1. Take 30 seconds to tell me what makes you different than most people?
2. What career fits your answers to that question? (Need ideas? Scan the careers in the Occupational Outlook Handbook or the 500 often more under-the-radar careers in my book, Cool Careers for Dummies.)
3. What does that career score on The Meter: 0 means you hate it. 10 means you love it?
4. What keeps that from being a 10?"
5. Repeat steps 3 and 4 until one or more careers score a 9 or 10.
Of course, you shouldn't make your final career choice in three minutes:
- Learn more about the career(s) scoring 9 or 10 in the Occupational Outlook Handbook and/or Cool Careers for Dummies. Or google the name of that career and the word "careers." for example, "electrician careers."

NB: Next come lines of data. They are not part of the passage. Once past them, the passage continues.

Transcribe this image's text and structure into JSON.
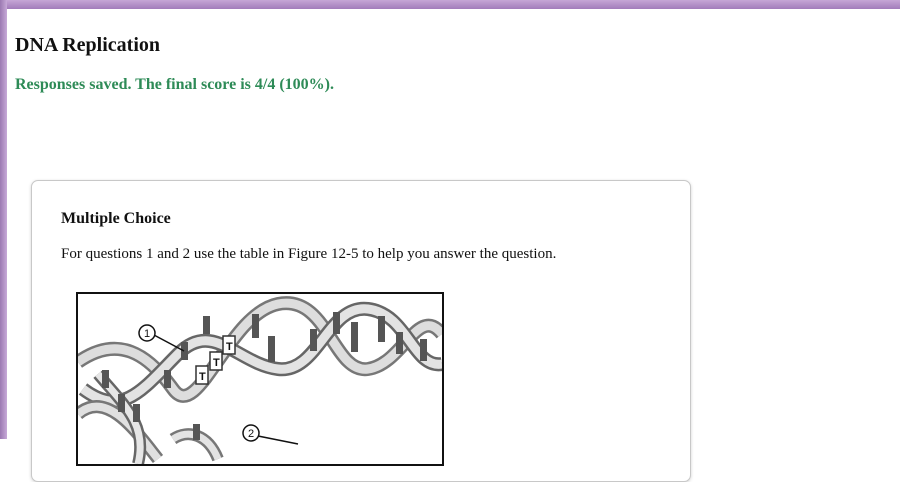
{
  "page": {
    "title": "DNA Replication",
    "status_message": "Responses saved. The final score is 4/4 (100%).",
    "status_color": "#2e8b57"
  },
  "card": {
    "heading": "Multiple Choice",
    "instructions": "For questions 1 and 2 use the table in Figure 12-5 to help you answer the question."
  },
  "figure": {
    "callout_1": "1",
    "callout_2": "2",
    "icon": "dna-double-helix-illustration"
  }
}
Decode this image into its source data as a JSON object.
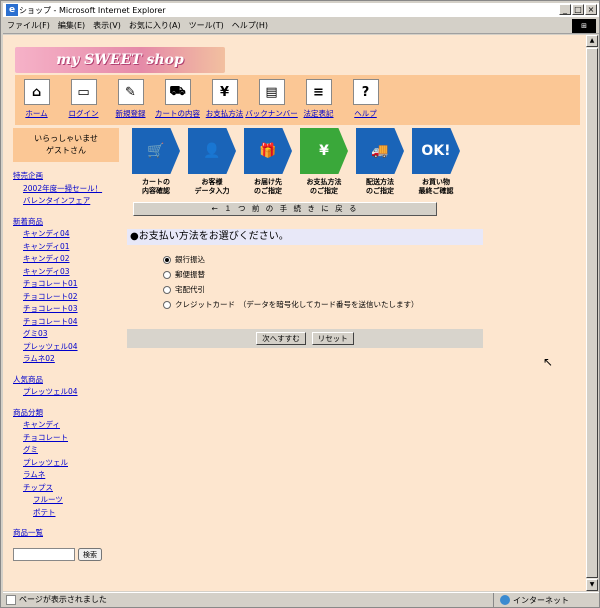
{
  "window": {
    "title": "ショップ - Microsoft Internet Explorer"
  },
  "menu": [
    "ファイル(F)",
    "編集(E)",
    "表示(V)",
    "お気に入り(A)",
    "ツール(T)",
    "ヘルプ(H)"
  ],
  "logo": "my SWEET shop",
  "nav": [
    {
      "label": "ホーム",
      "icon": "house-icon",
      "glyph": "⌂"
    },
    {
      "label": "ログイン",
      "icon": "login-icon",
      "glyph": "▭"
    },
    {
      "label": "新規登録",
      "icon": "register-icon",
      "glyph": "✎"
    },
    {
      "label": "カートの内容",
      "icon": "cart-icon",
      "glyph": "⛟"
    },
    {
      "label": "お支払方法",
      "icon": "payment-icon",
      "glyph": "¥"
    },
    {
      "label": "バックナンバー",
      "icon": "magazine-icon",
      "glyph": "▤"
    },
    {
      "label": "法定表記",
      "icon": "document-icon",
      "glyph": "≡"
    },
    {
      "label": "ヘルプ",
      "icon": "help-icon",
      "glyph": "?"
    }
  ],
  "sidebar": {
    "greet1": "いらっしゃいませ",
    "greet2": "ゲストさん",
    "special_title": "特売企画",
    "special": [
      "2002年度一掃セール！",
      "バレンタインフェア"
    ],
    "new_title": "新着商品",
    "new": [
      "キャンディ04",
      "キャンディ01",
      "キャンディ02",
      "キャンディ03",
      "チョコレート01",
      "チョコレート02",
      "チョコレート03",
      "チョコレート04",
      "グミ03",
      "プレッツェル04",
      "ラムネ02"
    ],
    "popular_title": "人気商品",
    "popular": [
      "プレッツェル04"
    ],
    "category_title": "商品分類",
    "categories": [
      "キャンディ",
      "チョコレート",
      "グミ",
      "プレッツェル",
      "ラムネ",
      "チップス"
    ],
    "subcategories": [
      "フルーツ",
      "ポテト"
    ],
    "all_products": "商品一覧",
    "search_button": "検索"
  },
  "steps": [
    {
      "label1": "カートの",
      "label2": "内容確認",
      "icon": "cart-step-icon",
      "glyph": "🛒",
      "active": false
    },
    {
      "label1": "お客様",
      "label2": "データ入力",
      "icon": "person-step-icon",
      "glyph": "👤",
      "active": false
    },
    {
      "label1": "お届け先",
      "label2": "のご指定",
      "icon": "gift-step-icon",
      "glyph": "🎁",
      "active": false
    },
    {
      "label1": "お支払方法",
      "label2": "のご指定",
      "icon": "card-step-icon",
      "glyph": "¥",
      "active": true
    },
    {
      "label1": "配送方法",
      "label2": "のご指定",
      "icon": "truck-step-icon",
      "glyph": "🚚",
      "active": false
    },
    {
      "label1": "お買い物",
      "label2": "最終ご確認",
      "icon": "ok-step-icon",
      "glyph": "OK!",
      "active": false
    }
  ],
  "back": "← １ つ 前 の 手 続 き に 戻 る",
  "choose": "●お支払い方法をお選びください。",
  "options": [
    {
      "label": "銀行振込",
      "checked": true
    },
    {
      "label": "郵便振替",
      "checked": false
    },
    {
      "label": "宅配代引",
      "checked": false
    },
    {
      "label": "クレジットカード　（データを暗号化してカード番号を送信いたします）",
      "checked": false
    }
  ],
  "buttons": {
    "next": "次へすすむ",
    "reset": "リセット"
  },
  "status": {
    "text": "ページが表示されました",
    "zone": "インターネット"
  }
}
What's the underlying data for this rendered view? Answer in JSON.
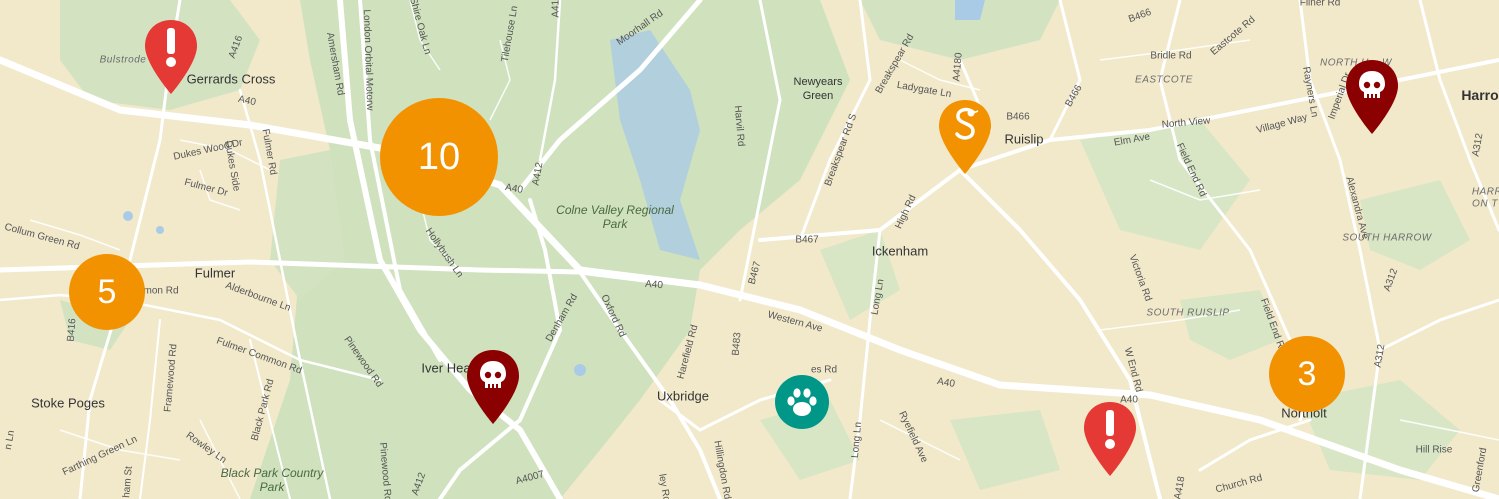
{
  "map": {
    "labels": {
      "bulstrode": "Bulstrode",
      "gerrards_cross": "Gerrards Cross",
      "fulmer": "Fulmer",
      "stoke_poges": "Stoke Poges",
      "iver_heath": "Iver Hea",
      "uxbridge": "Uxbridge",
      "ickenham": "Ickenham",
      "ruislip": "Ruislip",
      "newyears_green": "Newyears Green",
      "eastcote": "EASTCOTE",
      "south_ruislip": "SOUTH RUISLIP",
      "south_harrow": "SOUTH HARROW",
      "northolt": "Northolt",
      "harrow": "Harro",
      "north_harrow": "NORTH H    W",
      "harrow_partial": "HARR",
      "harrow_partial2": "ON T",
      "colne_valley": "Colne Valley Regional Park",
      "black_park": "Black Park Country Park"
    },
    "roads": {
      "a416": "A416",
      "a40_gc": "A40",
      "a40_mid": "A40",
      "a40_east": "A40",
      "a40_far": "A40",
      "a40_center": "A40",
      "a412": "A412",
      "a412_top": "A412",
      "a412_bot": "A412",
      "a4180": "A4180",
      "a4180_bot": "A418",
      "a312": "A312",
      "a312_b": "A312",
      "a312_c": "A312",
      "a4007": "A4007",
      "b466": "B466",
      "b466_b": "B466",
      "b466_c": "B466",
      "b467": "B467",
      "b467_b": "B467",
      "b483": "B483",
      "b416": "B416",
      "fulmer_rd": "Fulmer Rd",
      "dukes_wood": "Dukes Wood Dr",
      "fulmer_dr": "Fulmer Dr",
      "dukes_side": "Dukes Side",
      "collum_green": "Collum Green Rd",
      "mon_rd": "mon Rd",
      "alderbourne": "Alderbourne Ln",
      "fulmer_common": "Fulmer Common Rd",
      "framewood": "Framewood Rd",
      "pinewood_rd": "Pinewood Rd",
      "pinewood_rd2": "Pinewood Rd",
      "black_park_rd": "Black Park Rd",
      "farthing_green": "Farthing Green Ln",
      "rowley": "Rowley Ln",
      "bham_st": "ham St",
      "n_ln": "n Ln",
      "amersham": "Amersham Rd",
      "london_orbital": "London Orbital Motorw",
      "shire_oak": "Shire Oak Ln",
      "tilehouse": "Tilehouse Ln",
      "moorhall": "Moorhall Rd",
      "hollybush": "Hollybush Ln",
      "denham": "Denham Rd",
      "oxford": "Oxford Rd",
      "harvil": "Harvil Rd",
      "breakspear_s": "Breakspear Rd S",
      "breakspear": "Breakspear Rd",
      "ladygate": "Ladygate Ln",
      "high_rd": "High Rd",
      "long_ln": "Long Ln",
      "long_ln2": "Long Ln",
      "elm_ave": "Elm Ave",
      "north_view": "North View",
      "village_way": "Village Way",
      "bridle": "Bridle Rd",
      "eastcote_rd": "Eastcote Rd",
      "fiiner": "Fiiner Rd",
      "rayners": "Rayners Ln",
      "imperial": "Imperial Dr",
      "field_end": "Field End Rd",
      "field_end2": "Field End Rd",
      "alexandra": "Alexandra Ave",
      "victoria": "Victoria Rd",
      "w_end": "W End Rd",
      "church": "Church Rd",
      "hill_rise": "Hill Rise",
      "greenford": "Greenford",
      "hillingdon": "Hillingdon Rd",
      "harefield": "Harefield Rd",
      "ryefield": "Ryefield Ave",
      "western": "Western Ave",
      "es_rd": "es Rd",
      "ley_rd": "ley Rd"
    },
    "clusters": [
      {
        "name": "cluster-10",
        "count": "10"
      },
      {
        "name": "cluster-5",
        "count": "5"
      },
      {
        "name": "cluster-3",
        "count": "3"
      }
    ],
    "markers": [
      {
        "type": "alert",
        "color": "#e53935"
      },
      {
        "type": "skull",
        "color": "#8b0000"
      },
      {
        "type": "snake",
        "color": "#f39200"
      },
      {
        "type": "paw",
        "color": "#009688"
      }
    ],
    "colors": {
      "land": "#f2e9cb",
      "park": "#cfe1bd",
      "road": "#ffffff",
      "water": "#aacbe6",
      "cluster": "#f39200"
    }
  }
}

- If the career still sounds interesting, speak with or, better, visit a few (not one) people who work in that career to get a better sense of what it's like.
- If a career still scores a 9 or 10, congratulations. You've found what will likely be a well-suited career.
2 comments:
This outline is helpful, there's a missing ingredient - your vast knowledge of occupations based on your voracious reading and your ability to instantly recall everything you know. Not only do career seekers want to know "how you do that," but fellow career professionals do, too. On your show, you substitute your own suggestions for a client's independent research (in answering #3: What's a career that fits your answers to #1 and #2?) but how do you come up with those suggestions? I have gotten to that point in a session and been unable to "play optometrist" because I cannot think of As and Bs. I guess everyone has their limits. If you could bottle that ability, you'd make millions.
As I suggest--scanning the index of the Occupational Outlook Handbook, Cool Careers for Dummies, and the recommended careers on usnews.com/careers can help.